Sentimen yang tercermin dalam anti-Semitisme lama di Jerman tidak dapat diungkapkan secara publik lagi karena negara secara resmi mendukung filo-Semitisme. Itulah sebabnya sentimen tersebut disalurkan melalui Islamofobia.
“Apa yang tidak dapat dilakukan terhadap orang Yahudi lagi, dapat dengan mudah dilakukan terhadap orang Muslim? tanyanya.
Persamaan sejarah di sini sulit untuk diabaikan yakni kekuatan sayap kanan sedang bangkit, karena histeria rasis yang menargetkan satu kelompok orang yang mengalami rasialisasi menyebar ke seluruh negara dan masyarakat Jerman.
Sejarah mungkin tidak akan terulang sepenuhnya. Pemusnahan massal mungkin akan digantikan oleh pengusiran massal karena konsep sayap kanan tentang remigrasi dengan cepat berkembang, konsep ini telah lama meninggalkan kelompok sayap kanan dan menjadi semakin umum.

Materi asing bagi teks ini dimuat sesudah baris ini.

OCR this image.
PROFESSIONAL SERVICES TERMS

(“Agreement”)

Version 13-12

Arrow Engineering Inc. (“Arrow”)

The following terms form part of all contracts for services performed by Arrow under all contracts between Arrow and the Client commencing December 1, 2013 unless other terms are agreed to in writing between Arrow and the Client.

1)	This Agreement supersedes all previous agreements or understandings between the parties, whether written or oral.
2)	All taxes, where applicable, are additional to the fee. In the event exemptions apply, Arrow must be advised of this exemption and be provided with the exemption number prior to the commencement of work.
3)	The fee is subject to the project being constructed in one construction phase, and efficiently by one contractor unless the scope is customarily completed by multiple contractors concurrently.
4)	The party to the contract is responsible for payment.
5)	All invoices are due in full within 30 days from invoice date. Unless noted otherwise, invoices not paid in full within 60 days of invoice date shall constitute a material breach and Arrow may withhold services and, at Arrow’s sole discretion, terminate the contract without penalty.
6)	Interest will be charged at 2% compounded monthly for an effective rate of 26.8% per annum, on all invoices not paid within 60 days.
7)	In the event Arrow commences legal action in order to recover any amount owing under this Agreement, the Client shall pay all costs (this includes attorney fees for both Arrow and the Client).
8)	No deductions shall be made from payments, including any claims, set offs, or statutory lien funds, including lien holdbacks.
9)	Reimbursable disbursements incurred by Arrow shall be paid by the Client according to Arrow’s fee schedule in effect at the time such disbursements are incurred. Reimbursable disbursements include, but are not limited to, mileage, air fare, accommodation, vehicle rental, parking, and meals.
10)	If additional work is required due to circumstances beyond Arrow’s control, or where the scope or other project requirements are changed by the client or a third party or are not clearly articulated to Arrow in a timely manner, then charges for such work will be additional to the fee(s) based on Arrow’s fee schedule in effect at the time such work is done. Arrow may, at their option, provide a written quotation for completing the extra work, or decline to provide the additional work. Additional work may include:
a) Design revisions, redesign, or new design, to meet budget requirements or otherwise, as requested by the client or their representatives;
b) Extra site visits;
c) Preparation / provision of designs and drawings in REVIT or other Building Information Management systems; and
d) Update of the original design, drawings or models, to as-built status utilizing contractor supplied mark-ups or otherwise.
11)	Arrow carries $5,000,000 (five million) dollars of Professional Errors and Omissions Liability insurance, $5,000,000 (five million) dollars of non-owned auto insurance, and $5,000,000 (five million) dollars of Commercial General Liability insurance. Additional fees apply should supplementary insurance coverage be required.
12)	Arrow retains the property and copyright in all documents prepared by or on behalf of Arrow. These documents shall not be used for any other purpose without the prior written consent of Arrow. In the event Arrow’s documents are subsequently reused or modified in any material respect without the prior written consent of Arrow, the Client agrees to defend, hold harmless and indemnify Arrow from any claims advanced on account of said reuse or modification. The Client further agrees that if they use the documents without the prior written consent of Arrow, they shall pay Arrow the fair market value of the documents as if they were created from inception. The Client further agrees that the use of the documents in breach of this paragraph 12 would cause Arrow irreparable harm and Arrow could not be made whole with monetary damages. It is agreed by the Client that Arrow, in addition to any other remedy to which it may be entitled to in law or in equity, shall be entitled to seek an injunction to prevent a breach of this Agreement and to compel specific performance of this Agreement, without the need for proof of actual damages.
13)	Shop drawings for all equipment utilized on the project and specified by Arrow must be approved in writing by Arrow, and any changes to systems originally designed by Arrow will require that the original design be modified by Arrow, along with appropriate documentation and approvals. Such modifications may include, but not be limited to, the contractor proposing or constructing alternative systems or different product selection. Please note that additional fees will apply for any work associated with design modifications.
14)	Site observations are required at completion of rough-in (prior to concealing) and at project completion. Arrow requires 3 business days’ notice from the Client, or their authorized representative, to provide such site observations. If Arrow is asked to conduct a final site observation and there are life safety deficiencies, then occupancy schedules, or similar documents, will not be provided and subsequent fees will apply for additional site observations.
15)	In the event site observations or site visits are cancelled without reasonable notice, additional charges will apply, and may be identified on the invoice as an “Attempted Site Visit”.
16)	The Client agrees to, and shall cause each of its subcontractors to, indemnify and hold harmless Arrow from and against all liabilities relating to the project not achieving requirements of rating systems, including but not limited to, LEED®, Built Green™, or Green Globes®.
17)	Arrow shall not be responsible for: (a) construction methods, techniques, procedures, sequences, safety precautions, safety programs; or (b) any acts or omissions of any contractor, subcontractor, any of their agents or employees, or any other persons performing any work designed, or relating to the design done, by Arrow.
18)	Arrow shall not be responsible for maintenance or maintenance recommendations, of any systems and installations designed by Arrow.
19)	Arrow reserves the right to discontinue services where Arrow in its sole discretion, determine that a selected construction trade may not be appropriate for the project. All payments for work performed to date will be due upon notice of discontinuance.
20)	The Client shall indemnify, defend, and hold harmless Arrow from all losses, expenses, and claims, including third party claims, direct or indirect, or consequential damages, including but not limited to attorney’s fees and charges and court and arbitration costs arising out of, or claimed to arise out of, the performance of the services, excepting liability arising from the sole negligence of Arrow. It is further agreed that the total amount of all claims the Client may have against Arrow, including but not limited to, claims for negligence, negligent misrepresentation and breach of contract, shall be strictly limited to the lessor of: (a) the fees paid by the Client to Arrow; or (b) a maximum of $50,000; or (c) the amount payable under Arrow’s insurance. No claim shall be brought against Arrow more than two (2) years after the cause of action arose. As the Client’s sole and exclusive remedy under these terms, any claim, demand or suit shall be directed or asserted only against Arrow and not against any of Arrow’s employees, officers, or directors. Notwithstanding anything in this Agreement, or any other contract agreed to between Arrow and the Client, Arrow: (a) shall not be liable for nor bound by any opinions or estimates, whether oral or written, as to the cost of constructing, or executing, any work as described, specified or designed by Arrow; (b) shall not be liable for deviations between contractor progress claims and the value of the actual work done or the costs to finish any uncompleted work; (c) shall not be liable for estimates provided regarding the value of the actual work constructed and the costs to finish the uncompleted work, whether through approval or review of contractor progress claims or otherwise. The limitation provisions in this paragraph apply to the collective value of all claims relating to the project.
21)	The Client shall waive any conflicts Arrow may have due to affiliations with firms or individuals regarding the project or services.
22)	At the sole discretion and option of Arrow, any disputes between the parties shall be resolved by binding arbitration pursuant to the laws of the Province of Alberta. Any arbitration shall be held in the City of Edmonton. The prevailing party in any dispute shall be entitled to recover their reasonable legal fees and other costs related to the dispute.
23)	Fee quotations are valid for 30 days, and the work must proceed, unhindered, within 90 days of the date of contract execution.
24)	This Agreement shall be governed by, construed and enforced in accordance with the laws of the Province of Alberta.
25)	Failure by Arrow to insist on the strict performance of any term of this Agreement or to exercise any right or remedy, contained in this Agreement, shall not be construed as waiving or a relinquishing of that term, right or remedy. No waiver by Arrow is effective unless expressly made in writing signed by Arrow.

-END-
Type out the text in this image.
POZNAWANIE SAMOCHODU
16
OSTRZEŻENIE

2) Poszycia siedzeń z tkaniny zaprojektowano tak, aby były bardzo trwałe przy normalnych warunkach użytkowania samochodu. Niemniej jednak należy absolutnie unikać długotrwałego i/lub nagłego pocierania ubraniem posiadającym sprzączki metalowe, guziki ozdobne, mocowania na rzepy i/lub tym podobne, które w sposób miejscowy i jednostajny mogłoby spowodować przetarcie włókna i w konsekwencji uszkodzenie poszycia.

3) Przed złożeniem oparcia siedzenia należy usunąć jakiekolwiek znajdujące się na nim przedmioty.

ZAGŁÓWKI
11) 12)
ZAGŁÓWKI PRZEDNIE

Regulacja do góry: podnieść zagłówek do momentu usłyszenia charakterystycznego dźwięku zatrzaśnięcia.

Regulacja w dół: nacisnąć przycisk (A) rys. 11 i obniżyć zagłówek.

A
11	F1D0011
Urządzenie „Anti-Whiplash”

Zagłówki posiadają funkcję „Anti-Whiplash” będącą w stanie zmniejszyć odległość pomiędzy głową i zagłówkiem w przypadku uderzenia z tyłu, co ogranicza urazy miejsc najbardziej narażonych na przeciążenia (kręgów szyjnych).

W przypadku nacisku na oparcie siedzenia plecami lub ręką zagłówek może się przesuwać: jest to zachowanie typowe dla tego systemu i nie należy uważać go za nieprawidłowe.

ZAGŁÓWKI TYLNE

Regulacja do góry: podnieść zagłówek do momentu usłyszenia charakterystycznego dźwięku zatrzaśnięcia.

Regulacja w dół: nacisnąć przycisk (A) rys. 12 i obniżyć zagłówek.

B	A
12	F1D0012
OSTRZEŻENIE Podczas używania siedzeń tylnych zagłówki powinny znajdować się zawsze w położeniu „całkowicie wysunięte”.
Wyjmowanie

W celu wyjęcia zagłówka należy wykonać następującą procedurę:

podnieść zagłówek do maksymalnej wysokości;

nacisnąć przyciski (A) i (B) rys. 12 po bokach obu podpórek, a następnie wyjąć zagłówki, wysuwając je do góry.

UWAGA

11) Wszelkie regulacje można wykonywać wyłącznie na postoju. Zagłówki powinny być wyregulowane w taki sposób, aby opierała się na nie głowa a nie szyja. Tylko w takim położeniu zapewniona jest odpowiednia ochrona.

“Ketika para politikus Jerman dari berbagai golongan dan warna ikut serta dalam gerakan Islamofobia, mereka sebaiknya mengingat bahwa para pendahulu mereka yang melakukan hal serupa hampir seabad lalu tidak berakhir baik bagi mereka. Kebencian bukanlah strategi yang menang,” tutupnya. [ran]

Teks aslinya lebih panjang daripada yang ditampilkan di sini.